Vor der Suche sollten deshalb mindestens folgende Punkte feststehen:

  • Kampagnenziel: Bekanntheit, Vertrauen, Produktinformation, Leads, Verkäufe oder Bewerbungen?
  • Zielgruppe: Alter, Interessen, Sprache, Wohnregion und Kaufverhalten.
  • Plattform: Instagram, TikTok, YouTube, LinkedIn oder ein Mix verschiedener Kanäle.
  • Format: Kurzvideo, Story, ausführlicher Produkttest, Livestream oder längerfristige Begleitung.
  • Budget: Honorar, Produktkosten, Medienbudget, Nutzungsrechte und interner Aufwand.

Erst wenn diese Grundlagen geklärt sind, lässt sich beurteilen, welcher Influencer tatsächlich passt.


Eine erfolgreiche Influencer-Kampagne beginnt nicht mit der Suche nach einem bekannten Gesicht, sondern mit klaren Zielen. Das Team sollte Zielgruppe, Plattform, Budget und gewünschte Handlung festlegen, bevor mögliche Kooperationspartner verglichen werden.
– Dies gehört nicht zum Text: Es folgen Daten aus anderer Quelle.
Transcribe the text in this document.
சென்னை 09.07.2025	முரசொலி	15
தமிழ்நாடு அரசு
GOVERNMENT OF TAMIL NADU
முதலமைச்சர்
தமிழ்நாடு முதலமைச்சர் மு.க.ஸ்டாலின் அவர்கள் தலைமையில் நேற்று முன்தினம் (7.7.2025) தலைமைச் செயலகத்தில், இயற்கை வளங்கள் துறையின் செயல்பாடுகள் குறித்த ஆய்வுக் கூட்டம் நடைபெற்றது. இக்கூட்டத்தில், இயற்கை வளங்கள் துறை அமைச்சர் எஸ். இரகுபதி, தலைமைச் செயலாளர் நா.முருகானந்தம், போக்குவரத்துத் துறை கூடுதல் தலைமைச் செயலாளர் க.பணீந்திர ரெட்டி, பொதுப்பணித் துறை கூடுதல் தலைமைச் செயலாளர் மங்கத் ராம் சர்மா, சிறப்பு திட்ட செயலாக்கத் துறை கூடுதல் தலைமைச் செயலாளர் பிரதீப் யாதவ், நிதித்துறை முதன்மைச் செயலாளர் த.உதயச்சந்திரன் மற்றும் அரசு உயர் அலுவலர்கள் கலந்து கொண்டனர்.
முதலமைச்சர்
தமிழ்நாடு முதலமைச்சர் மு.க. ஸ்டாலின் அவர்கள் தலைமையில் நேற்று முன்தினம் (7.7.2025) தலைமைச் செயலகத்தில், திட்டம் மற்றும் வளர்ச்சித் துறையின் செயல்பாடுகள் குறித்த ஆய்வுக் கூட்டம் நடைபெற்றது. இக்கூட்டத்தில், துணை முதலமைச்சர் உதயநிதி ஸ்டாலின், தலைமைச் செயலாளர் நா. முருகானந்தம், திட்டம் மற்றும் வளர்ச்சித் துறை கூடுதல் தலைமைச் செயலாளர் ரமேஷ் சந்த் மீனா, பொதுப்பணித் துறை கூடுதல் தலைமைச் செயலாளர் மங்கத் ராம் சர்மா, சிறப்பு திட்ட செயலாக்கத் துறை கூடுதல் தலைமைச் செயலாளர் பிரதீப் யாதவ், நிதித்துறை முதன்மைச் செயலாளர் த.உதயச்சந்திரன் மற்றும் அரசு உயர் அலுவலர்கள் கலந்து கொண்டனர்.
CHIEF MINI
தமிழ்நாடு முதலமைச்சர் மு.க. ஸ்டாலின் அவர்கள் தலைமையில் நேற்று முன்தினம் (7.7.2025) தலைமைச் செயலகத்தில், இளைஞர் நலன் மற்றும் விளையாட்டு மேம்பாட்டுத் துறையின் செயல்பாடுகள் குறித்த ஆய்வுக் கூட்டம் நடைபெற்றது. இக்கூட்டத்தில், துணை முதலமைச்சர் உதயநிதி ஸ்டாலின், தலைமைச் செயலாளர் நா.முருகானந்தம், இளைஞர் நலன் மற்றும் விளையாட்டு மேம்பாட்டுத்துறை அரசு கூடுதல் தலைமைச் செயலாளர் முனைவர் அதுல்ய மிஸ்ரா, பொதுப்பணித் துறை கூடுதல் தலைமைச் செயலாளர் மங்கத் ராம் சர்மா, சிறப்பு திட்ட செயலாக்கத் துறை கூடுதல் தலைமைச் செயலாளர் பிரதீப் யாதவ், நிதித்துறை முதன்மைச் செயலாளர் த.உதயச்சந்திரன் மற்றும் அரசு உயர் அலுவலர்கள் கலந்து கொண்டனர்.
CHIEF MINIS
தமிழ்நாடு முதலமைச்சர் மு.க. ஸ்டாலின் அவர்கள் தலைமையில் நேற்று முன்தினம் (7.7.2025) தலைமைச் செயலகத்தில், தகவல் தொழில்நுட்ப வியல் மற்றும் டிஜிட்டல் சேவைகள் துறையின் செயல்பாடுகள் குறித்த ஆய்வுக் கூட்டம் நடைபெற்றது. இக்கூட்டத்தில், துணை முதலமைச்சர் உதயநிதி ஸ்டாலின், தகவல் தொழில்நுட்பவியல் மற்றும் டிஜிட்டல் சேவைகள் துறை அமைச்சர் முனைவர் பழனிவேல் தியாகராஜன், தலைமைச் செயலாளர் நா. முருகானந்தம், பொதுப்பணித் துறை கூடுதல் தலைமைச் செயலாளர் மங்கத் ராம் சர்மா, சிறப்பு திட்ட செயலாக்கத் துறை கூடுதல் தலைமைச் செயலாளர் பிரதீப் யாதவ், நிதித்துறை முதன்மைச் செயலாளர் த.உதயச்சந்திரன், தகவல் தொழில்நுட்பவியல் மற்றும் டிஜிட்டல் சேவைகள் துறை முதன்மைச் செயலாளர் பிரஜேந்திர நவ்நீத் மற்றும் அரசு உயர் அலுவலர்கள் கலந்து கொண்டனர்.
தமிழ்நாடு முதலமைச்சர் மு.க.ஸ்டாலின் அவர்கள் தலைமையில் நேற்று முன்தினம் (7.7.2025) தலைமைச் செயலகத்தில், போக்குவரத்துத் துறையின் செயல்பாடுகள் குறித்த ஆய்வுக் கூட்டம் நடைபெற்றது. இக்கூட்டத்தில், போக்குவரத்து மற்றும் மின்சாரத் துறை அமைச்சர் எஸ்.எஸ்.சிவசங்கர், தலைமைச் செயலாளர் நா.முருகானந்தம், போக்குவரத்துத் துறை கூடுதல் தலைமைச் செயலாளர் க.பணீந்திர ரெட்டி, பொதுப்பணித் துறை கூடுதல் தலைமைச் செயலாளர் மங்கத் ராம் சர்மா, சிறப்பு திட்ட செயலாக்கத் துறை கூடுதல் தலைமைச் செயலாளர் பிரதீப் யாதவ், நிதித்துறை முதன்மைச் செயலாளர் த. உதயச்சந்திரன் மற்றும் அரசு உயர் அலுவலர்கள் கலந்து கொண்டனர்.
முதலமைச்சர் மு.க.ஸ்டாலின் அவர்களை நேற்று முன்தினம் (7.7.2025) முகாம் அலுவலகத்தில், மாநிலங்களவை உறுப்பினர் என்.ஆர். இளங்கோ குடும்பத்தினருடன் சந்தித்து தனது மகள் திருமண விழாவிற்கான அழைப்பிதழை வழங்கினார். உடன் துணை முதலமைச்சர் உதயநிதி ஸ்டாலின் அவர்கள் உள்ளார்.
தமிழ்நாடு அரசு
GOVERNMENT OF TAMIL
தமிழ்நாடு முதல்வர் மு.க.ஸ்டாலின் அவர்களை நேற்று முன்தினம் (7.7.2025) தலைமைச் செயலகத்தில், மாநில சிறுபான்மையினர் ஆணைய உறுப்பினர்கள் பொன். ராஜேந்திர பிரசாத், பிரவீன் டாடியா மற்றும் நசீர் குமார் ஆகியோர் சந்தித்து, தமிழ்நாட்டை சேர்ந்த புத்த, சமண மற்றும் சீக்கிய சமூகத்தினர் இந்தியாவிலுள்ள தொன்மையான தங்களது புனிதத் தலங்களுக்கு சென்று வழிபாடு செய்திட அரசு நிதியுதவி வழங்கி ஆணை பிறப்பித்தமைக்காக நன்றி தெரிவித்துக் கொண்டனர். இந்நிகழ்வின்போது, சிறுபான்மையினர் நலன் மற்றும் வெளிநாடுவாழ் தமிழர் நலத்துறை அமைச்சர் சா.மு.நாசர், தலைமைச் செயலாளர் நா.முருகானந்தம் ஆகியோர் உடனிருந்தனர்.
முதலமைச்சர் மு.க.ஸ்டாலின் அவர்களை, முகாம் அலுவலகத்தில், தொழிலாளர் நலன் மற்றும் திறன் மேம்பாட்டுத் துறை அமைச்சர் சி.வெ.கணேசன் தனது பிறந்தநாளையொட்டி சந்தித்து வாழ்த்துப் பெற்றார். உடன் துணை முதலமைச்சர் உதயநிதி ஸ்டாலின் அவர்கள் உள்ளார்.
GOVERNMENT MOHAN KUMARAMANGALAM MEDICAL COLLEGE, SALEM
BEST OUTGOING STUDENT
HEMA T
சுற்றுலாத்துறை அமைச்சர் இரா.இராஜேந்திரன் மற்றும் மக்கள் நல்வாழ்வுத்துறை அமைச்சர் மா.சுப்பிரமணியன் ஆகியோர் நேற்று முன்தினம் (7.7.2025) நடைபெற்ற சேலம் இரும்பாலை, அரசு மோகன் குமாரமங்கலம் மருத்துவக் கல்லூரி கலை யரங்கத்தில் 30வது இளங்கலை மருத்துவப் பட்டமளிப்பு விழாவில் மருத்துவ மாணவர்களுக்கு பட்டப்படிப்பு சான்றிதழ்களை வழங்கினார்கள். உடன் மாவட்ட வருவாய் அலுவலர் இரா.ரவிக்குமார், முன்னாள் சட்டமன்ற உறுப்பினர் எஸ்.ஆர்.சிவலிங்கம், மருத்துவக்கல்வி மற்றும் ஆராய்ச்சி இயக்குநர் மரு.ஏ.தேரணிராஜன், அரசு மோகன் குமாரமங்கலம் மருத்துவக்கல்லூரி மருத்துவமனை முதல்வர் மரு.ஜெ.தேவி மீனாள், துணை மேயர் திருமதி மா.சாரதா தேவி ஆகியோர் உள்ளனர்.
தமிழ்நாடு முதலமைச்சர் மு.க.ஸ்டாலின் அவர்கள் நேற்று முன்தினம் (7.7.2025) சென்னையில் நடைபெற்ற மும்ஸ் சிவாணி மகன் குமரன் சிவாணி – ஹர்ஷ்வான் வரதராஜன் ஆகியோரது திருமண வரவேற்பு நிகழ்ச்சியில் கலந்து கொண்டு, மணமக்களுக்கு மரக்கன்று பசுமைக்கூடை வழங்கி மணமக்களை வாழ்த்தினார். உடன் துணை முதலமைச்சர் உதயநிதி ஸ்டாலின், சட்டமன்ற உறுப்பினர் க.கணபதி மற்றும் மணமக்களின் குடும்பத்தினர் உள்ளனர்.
Zielgruppenpassung ist wichtiger als Reichweite

Ein Schweizer Unternehmen gewinnt wenig, wenn ein grosser Teil der Community in Ländern lebt, in denen das Produkt gar nicht erhältlich ist. Ebenso wenig hilft ein junges Millionenpublikum, wenn eine Dienstleistung hauptsächlich für erfahrene Führungskräfte interessant ist.

Unternehmen sollten sich deshalb nicht mit öffentlich sichtbaren Profilzahlen zufriedengeben. Professionelle Influencer können aktuelle Statistiken aus dem jeweiligen Plattformkonto vorlegen. Interessant sind insbesondere Herkunft, Sprache, Altersstruktur und Geschlechterverteilung der Community. Auch die durchschnittliche Reichweite der Beiträge und Videos gehört dazu.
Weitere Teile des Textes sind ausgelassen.